Arfando, voltou sua atenção novamente para o joelho que, mesmo sujo de sangue, estava perfeito como se ela não tivesse se cortado.
Pouco tempo depois, ela saiu usando o uniforme esportivo. Susan a encarou por alguns instantes e perguntou:
–Você está bem Ray?
–Sim. – respondeu a menina mecanicamente.
–Você parece estar... em choque.
–Estou bem. – murmurou ela mantendo o tom.
–Raven Audrey. –replicou a garota, segurando seu rosto com ambas as mãos e fitando seus olhos intensamente. Preocupação irradiava dela.

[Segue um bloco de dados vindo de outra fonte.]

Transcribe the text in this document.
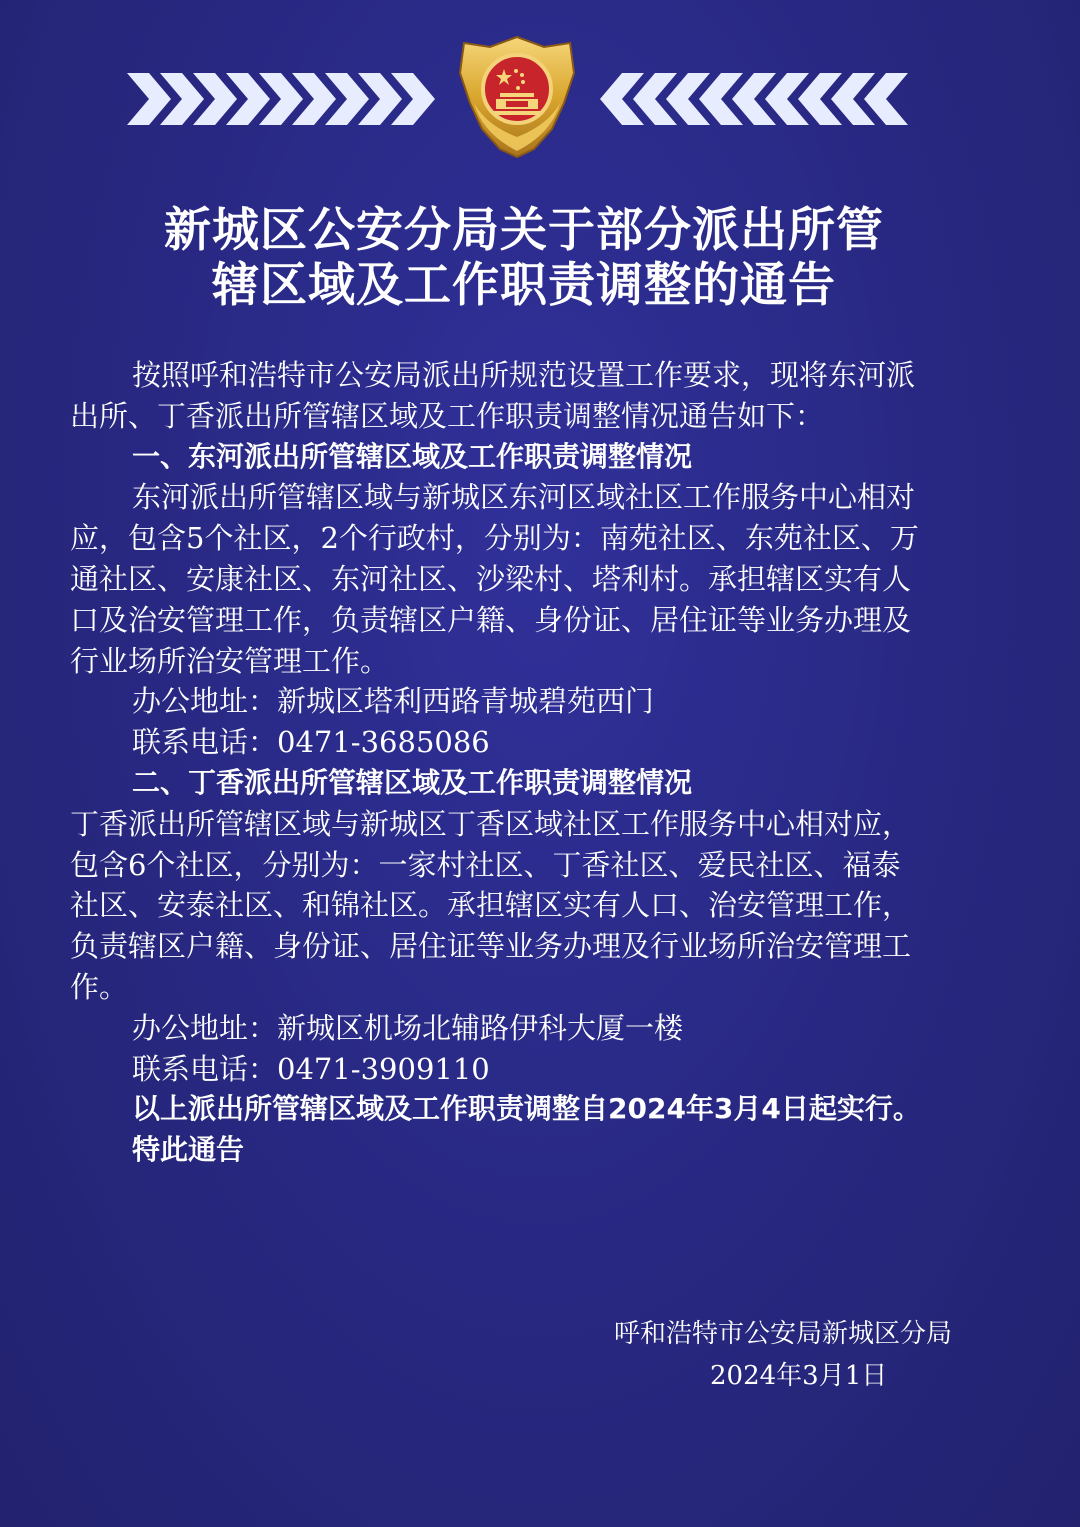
新城区公安分局关于部分派出所管
辖区域及工作职责调整的通告

按照呼和浩特市公安局派出所规范设置工作要求，现将东河派

出所、丁香派出所管辖区域及工作职责调整情况通告如下：

一、东河派出所管辖区域及工作职责调整情况

东河派出所管辖区域与新城区东河区域社区工作服务中心相对

应，包含5个社区，2个行政村，分别为：南苑社区、东苑社区、万

通社区、安康社区、东河社区、沙梁村、塔利村。承担辖区实有人

口及治安管理工作，负责辖区户籍、身份证、居住证等业务办理及

行业场所治安管理工作。

办公地址：新城区塔利西路青城碧苑西门

联系电话：0471-3685086

二、丁香派出所管辖区域及工作职责调整情况

丁香派出所管辖区域与新城区丁香区域社区工作服务中心相对应，

包含6个社区，分别为：一家村社区、丁香社区、爱民社区、福泰

社区、安泰社区、和锦社区。承担辖区实有人口、治安管理工作，

负责辖区户籍、身份证、居住证等业务办理及行业场所治安管理工

作。

办公地址：新城区机场北辅路伊科大厦一楼

联系电话：0471-3909110

以上派出所管辖区域及工作职责调整自2024年3月4日起实行。

特此通告

呼和浩特市公安局新城区分局
2024年3月1日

–Eu... vou ficar bem. – a outra recuou como se a resposta a pegasse de surpresa, mas acenou de modo afirmativo e foi se trocar também.
Dez minutos depois de todas estarem prontas, elas descobriram que a turma que deveria estar na aula de Geografia se juntaria a eles naquele dia por um imprevisto: a professora passou mal e não fazia sentido buscar um professor pra cobrir o último tempo. Podiam apenas ter liberado eles mais cedo, mas então lembrou que alguns deles já tinham sido liberados antes naquela semana.
Os garotos se animaram e começaram e se provocar, dando soquinhos, empurrando e várias coisas tão infantis quanto. Do fundo da quadra, ambas avistaram Becky andando calmamente na direção delas – seu corpo esguio e curvilíneo humilhando a todas naquele uniforme. Foi só então que ela se lembrou que Becky estava na mesma turma de Geografia que Ramona Foster.
Raven fitou as próprias mãos, digerindo a ideia de que não ficava machucada por muito tempo por razões que lhe fugiam e se permitiu um sorriso discreto. Torcia por um esporte de contato como basquete ou algo tão brutal quanto; seria uma aula... interessante.